Still others will insist that the conflict has been provoked, that fear justifies excess, that history offers excuses for the present. But provocation does not rationalise obliteration. Fear does not absolve collective punishment. And history, far from providing justification, should serve as a warning against the cycles we now appear intent on repeating. When trauma is permitted to define identity, identity becomes a fence within which the seeds of future violence germinate.
This sequence of objections—deflection, accusation, dismissal—reveals something profound. It exposes the discomfort arising when a civilisation encounters the limits of its own narrative. Gaza forces the question: what if our dominant worldviews can no longer explain the consequences they produce? What if the systems built to ensure security instead manufacture perpetual insecurity? What if the mindsets shaped by constant exposure to suffering no longer register suffering as morally actionable?
These questions are not rhetorical. They point toward a civilisational threshold. The erosion of witness is not merely a psychological phenomenon; it’s a structural turning point. When the capacity to witness collapses, civilizations drift into forms of barbarity they no longer recognise or accept as such. Cruelty becomes procedural. Indifference becomes habitual. Violence becomes routine.

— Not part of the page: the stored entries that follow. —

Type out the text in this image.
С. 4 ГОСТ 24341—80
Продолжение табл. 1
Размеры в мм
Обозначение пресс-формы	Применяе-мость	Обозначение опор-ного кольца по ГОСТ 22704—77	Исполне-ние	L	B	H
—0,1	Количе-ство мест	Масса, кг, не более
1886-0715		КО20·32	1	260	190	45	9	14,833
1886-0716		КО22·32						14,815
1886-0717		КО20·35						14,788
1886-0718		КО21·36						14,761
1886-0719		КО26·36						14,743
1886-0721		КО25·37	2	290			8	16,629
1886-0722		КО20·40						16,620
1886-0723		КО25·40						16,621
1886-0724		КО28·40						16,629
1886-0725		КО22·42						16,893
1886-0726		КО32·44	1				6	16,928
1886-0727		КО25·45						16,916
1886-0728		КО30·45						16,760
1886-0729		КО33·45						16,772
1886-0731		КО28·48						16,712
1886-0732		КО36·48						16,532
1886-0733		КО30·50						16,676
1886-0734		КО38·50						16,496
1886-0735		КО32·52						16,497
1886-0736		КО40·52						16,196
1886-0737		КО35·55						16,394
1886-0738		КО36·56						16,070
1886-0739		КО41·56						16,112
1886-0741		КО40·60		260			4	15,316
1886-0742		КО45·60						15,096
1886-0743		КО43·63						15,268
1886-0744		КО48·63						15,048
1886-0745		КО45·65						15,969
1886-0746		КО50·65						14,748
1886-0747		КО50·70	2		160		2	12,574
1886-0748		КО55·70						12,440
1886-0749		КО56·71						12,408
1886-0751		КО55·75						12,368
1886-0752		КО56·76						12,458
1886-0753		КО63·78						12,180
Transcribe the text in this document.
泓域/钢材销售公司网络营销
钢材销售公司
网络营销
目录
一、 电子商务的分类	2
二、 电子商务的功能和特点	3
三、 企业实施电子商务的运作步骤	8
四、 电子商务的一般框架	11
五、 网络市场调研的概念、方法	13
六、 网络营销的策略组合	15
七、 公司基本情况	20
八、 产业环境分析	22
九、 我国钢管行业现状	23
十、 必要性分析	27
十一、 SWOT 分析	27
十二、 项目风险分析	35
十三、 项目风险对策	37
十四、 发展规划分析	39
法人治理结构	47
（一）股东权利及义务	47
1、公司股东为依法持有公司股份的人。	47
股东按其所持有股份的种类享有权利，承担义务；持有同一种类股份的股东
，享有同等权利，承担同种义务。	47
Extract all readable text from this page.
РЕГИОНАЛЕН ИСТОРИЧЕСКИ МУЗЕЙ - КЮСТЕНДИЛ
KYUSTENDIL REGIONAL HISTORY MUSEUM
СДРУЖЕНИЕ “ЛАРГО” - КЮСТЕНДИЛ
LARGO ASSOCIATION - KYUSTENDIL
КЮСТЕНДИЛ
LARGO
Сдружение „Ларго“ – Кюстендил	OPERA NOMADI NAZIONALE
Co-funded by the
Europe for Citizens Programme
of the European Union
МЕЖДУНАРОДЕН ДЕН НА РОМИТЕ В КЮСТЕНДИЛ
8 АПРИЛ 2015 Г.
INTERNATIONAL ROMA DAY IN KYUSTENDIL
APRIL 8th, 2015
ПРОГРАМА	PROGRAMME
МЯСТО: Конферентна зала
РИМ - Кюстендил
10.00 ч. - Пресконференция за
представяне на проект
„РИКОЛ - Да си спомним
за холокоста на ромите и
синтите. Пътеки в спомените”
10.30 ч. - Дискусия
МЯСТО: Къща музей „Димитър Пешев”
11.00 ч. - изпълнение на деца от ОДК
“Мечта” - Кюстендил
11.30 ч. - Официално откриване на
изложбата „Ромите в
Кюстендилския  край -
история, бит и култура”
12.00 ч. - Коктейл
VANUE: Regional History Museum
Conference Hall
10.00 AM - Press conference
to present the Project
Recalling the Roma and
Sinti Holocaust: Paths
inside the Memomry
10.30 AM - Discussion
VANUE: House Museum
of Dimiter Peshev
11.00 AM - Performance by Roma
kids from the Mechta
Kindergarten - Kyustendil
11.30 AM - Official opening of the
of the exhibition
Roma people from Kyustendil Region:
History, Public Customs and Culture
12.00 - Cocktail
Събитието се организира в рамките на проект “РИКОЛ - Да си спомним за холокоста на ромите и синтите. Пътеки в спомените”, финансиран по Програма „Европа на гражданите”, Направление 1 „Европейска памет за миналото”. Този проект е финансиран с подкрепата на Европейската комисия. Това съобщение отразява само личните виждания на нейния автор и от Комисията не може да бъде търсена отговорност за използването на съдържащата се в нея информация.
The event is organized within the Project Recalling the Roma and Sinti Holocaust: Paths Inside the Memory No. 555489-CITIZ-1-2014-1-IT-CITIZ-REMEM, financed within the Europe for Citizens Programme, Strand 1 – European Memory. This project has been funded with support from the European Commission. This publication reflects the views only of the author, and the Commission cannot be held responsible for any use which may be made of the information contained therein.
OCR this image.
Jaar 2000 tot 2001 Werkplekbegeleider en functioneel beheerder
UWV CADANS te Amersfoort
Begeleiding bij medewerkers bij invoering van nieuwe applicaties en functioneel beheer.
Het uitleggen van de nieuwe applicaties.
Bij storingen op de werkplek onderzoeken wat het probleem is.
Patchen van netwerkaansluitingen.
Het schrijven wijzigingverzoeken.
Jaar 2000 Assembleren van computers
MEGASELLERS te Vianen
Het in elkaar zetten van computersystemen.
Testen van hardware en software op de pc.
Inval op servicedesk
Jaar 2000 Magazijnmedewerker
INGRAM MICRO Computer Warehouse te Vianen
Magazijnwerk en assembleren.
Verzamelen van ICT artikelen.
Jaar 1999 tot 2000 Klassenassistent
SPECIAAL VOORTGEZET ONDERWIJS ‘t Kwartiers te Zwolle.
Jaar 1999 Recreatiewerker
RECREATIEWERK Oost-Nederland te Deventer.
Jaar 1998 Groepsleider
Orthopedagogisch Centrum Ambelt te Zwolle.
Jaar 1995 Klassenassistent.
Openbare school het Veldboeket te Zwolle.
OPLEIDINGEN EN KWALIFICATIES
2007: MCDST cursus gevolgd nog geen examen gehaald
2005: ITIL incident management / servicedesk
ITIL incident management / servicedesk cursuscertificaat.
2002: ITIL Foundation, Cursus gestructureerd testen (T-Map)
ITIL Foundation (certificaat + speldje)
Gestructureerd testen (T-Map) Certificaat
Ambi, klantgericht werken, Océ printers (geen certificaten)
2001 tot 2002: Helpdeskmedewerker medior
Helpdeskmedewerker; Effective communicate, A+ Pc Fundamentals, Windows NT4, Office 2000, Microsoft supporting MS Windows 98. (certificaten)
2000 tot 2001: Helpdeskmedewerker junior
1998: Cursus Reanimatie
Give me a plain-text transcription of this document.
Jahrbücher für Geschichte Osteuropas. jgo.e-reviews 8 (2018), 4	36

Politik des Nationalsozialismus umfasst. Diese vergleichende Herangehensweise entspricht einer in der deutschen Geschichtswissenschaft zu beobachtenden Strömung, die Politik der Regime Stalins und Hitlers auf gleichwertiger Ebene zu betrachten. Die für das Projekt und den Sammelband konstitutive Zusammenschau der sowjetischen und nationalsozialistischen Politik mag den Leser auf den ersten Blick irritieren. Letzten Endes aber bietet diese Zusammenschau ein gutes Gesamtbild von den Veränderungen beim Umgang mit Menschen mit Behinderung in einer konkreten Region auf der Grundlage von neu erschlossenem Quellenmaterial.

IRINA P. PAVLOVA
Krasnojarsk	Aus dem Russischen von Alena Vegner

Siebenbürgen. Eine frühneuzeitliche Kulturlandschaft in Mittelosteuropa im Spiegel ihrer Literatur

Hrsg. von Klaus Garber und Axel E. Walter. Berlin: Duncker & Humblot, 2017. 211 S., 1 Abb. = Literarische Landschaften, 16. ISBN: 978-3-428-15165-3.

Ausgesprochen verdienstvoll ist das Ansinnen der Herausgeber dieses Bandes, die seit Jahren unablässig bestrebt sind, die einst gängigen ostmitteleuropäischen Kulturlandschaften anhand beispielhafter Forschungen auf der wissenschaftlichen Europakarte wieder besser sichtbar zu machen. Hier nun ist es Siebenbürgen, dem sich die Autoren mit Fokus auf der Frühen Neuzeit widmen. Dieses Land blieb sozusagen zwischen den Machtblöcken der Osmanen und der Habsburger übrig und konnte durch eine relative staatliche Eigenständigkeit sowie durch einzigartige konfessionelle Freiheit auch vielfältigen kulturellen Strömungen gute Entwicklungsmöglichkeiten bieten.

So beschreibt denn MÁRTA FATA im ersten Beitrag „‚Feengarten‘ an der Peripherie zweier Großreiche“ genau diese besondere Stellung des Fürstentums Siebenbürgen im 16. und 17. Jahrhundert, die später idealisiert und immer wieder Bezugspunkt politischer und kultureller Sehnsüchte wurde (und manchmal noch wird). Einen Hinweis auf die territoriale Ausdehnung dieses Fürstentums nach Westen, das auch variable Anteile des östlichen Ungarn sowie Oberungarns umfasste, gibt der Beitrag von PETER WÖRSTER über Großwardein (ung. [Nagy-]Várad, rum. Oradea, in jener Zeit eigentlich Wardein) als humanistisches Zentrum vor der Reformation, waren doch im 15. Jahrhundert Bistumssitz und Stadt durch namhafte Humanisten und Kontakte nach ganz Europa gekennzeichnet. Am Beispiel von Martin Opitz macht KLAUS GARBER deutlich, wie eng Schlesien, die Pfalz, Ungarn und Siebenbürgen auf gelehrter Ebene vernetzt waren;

The only safeguard against this drift is the cultivation of a worldview capable of seeing beyond its inherited narratives.
This requires courage—not the theatrical courage of military posturing but the quieter courage of sustained attention. The courage to refuse the easy comforts of deflection. The courage to acknowledge that compassion need not be selective. The courage to challenge the inherited myths that sanctify our violence while condemning that of others. Above all, it requires the courage to imagine a civilisation in which the suffering of any group is not an inconvenience but a call to re-examine the architecture of the world-system itself.
If this kind of courage seems difficult, perhaps that is because our civilisation has trained us to believe that only power and money shape the future. But futures arise from worldviews long before they materialise in institutions. If the worldview shifts, the world-system follows, and mindsets eventually align. The question is whether we possess the moral endurance to sustain such a shift before the erosion of witness becomes irreversible.
I sense an obligation for the next phase of my work to move beyond description. It must explore how attention can be reclaimed, how compassion can be restored, and how a civilisation exhausted by crisis might reconstruct its capacity for moral imagination. That inquiry, too, will trigger objections. But that’s no reason to retreat. Every objection is a clue. Every deflection reveals a fault line. Every dismissal illuminates the very worldview that must be transformed.
My work continues by continuing to ask: what kind of species do we wish to become? And what kind of civilisation will we need to build in order to sustain that answer?